Sachsens Ministerpräsident Michael Kretschmer (49, CDU) hat bei der Landtagswahl im Sommer die AfD in Schach gehalten. Zu seinen Erfolgsrezepten gehört die scharfe Abgrenzung von der Politik aus Berlin und sein Plädoyer für einen anderen Umgang mit Russland.

Im Interview nimmt Kretschmer kein Blatt vor den Mund. Was sagt der gebürtige Görlitzer über die Abstimmung der Union mit der AfD im Bundestag? Will er wirklich wieder Putins Gas kaufen? Und wird er die Rufe seiner Partei erhören, nach der Bundestagswahl zurück nach Berlin zu kommen?

Frage: Herr Kretschmer, wie ist der doppelte Tabubruch von Friedrich Merz bei den Sachsen angekommen?

Antwort: Ich kenne keinen Tabubruch von Friedrich Merz.

Frage: Der Unions-Kandidat hat sein Versprechen gebrochen und sich eine Bundestagsmehrheit mit der AfD beschafft. Und er will EU-Recht brechen, um Flüchtlinge nicht ins Land zu lassen.

Antwort: Bei unzähligen Wahlen in den vergangenen Jahren haben die Menschen angegeben, ein wichtiger Beweggrund für die Wahlentscheidung sei die Unzufriedenheit mit der Migration gewesen. Die Fünf Punkte von Friedrich Merz sind sehr klug ausgewählt, weil sie gemeinsame Beschlüsse aller Ministerpräsidenten und Punkte aus dem SPD-Wahlprogramm aufgreifen. Wir schlagen Änderungen vor, die in anderen Ländern längst Normalität sind. Wann kommt die Politik ins Handeln, statt Haltung einzufordern? Ich beteilige mich nicht an der Placebo-Diskussion, ich möchte, dass wir die Demokratie verteidigen. Das gelingt, wenn man die Probleme löst, die den Menschen unter den Nägeln brennen.

Frage: Mein Vater hat seit 1963 immer die CDU gewählt. Jetzt sagt er: Wer am Holocaust-Gedenktag mit einer Partei abstimmt, die Neonazis in ihren Reihen hat, bekommt meine Stimme sicher nicht mehr. Haben Sie solche Stimmen auch in Sachsen vernommen?
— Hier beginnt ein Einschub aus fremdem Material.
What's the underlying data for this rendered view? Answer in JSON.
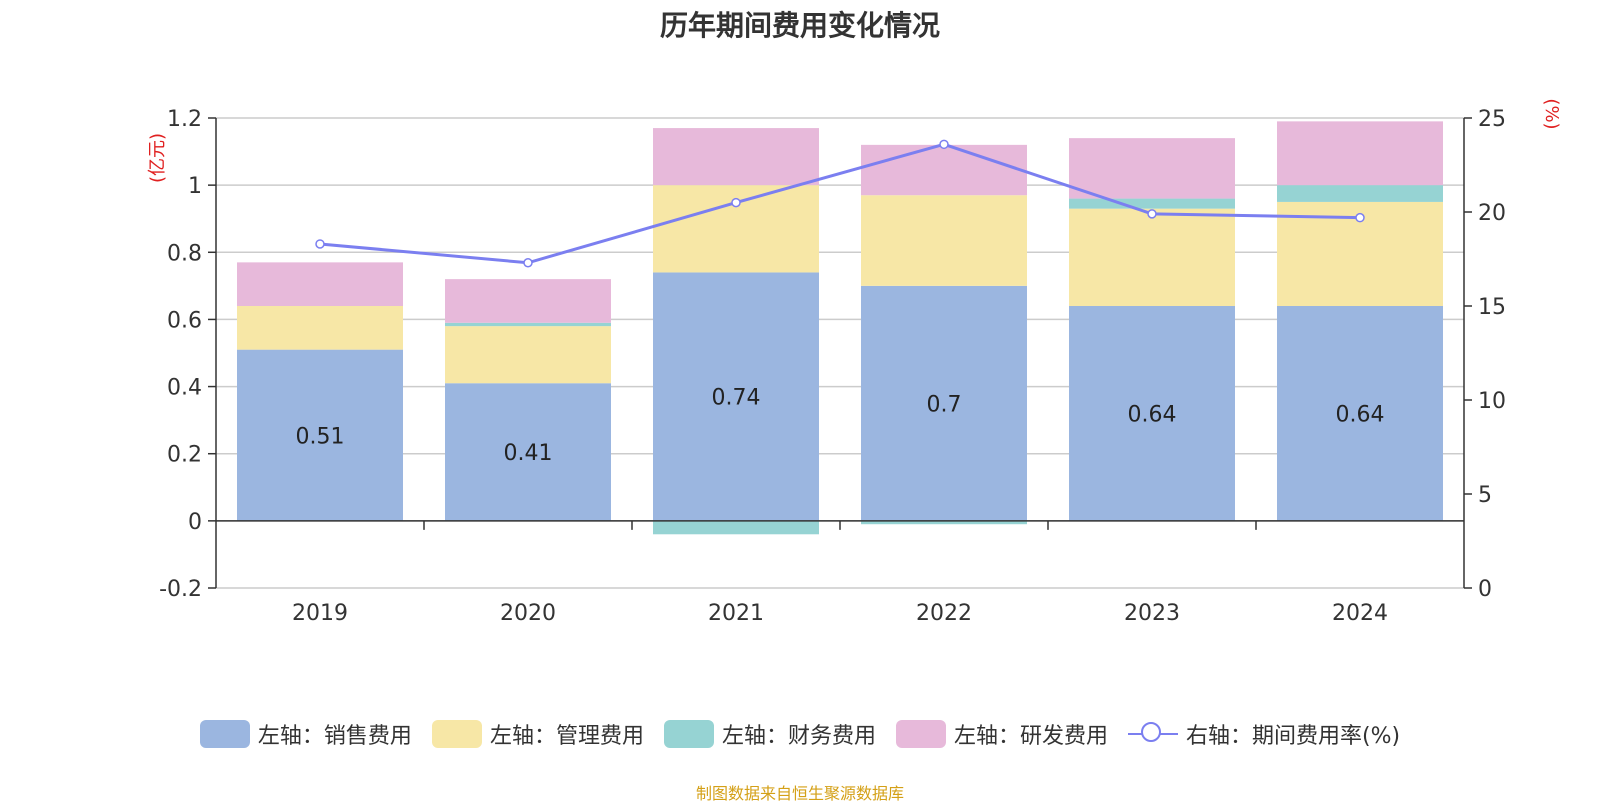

Antwort: Man muss auch in den Formulierungen präzise sein. CDU und CSU haben nicht mit der AfD gestimmt. Es war unser Antrag, der unsere Überzeugungen beinhaltet, wie eine Sachfrage zu lösen ist, die die Menschen in unserem Land bewegt. Dem hat die AfD zugestimmt. Den Menschen in unserem Land geht es um Inhalte, um die Klärung des Themas Migration. Die Grünen sind dazu nicht bereit. Die SPD versucht, das richtige Vorgehen von Friedrich Merz für den Wahlkampf auszuschlachten. Ich rufe alle diejenigen auf, die es gut mit dem Land meinen und die Demokratie wirklich verteidigen wollen, möglichst noch vor der Wahl Maßnahmen zum Stopp der irregulären Migration zu beschließen. Denn die Probleme sind aus Sicht der Bevölkerung so gravierend, dass sie das Wahlverhalten massiv beeinflussen.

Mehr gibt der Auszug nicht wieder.